On Monday 12th May, The University of Sheffield invited my manager, Barry Mead, and I to watch The Queen's Command at The Globe Theatre in London. It was a treat for us both as we had never been to a concert of purely early music played on it's authentic instruments before, and the Sam Wanamaker Playhouse in the Shakespeare's Globe complex was just the perfect setting. The theatre is proportioned to allow for performances without microphones or big PA systems. The performers used the intimate setting to really bring the audience in to their world, and make us feel like we were stepping back in time, all the way back to the Elizabethan period. They performed by candle light, which not only suits the period perfectly but created a wonderful warm atmosphere in the theatre.
Here is a write up with more information about the concert:
Queen Elizabeth I played the virginals and wrote poetry as a relaxation from the trials of state business. The Queen’s Command transports us back in time and pays tribute to her through the music and poetry of the finest composers and poets of the golden age, as well as reviving reported conversations between the Queen and her contemporaries.
Pinnock, playing on the virginals, will be joined by the viol consort Phantasm, soprano Dame Emma Kirkby and tenor Stuart Jackson.
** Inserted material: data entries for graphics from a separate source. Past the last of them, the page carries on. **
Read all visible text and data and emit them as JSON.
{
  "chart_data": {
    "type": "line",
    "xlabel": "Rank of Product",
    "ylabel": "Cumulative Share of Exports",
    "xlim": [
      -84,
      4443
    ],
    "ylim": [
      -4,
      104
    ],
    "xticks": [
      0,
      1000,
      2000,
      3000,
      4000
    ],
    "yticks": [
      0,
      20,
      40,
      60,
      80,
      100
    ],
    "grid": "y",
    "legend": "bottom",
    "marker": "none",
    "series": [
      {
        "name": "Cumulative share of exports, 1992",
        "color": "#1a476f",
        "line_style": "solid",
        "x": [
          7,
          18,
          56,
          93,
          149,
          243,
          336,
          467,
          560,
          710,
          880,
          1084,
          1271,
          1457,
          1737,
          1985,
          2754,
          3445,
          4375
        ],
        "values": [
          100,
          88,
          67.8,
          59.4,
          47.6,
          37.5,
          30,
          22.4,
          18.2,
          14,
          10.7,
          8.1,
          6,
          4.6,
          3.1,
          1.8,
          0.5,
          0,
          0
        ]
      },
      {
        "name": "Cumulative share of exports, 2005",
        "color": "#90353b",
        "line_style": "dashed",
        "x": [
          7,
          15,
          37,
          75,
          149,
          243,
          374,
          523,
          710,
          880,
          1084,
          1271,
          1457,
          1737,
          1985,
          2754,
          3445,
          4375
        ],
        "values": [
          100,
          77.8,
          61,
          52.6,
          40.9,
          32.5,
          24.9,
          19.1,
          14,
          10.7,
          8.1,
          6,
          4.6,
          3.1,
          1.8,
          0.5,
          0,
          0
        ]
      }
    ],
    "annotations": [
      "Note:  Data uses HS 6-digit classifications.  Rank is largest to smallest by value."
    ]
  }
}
Poetry and readings will be brought to life by Roger Allam who won the 2011 Best Actor Olivier Award for his performance as Falstaff in Henry IV Parts 1 and 2 at Shakespeare’s Globe.
The Queen’s Command is part of a series of special musical evenings curated by one of the leading figures in early music, Trevor Pinnock.
More information available here.
A big thank you to The University of Sheffield for inviting us to this fantastic show case of early music and to such an insight in to the life of Queen Elizabeth I, for a lovely meal, interesting company and conversation and a thoroughly enjoyable evening.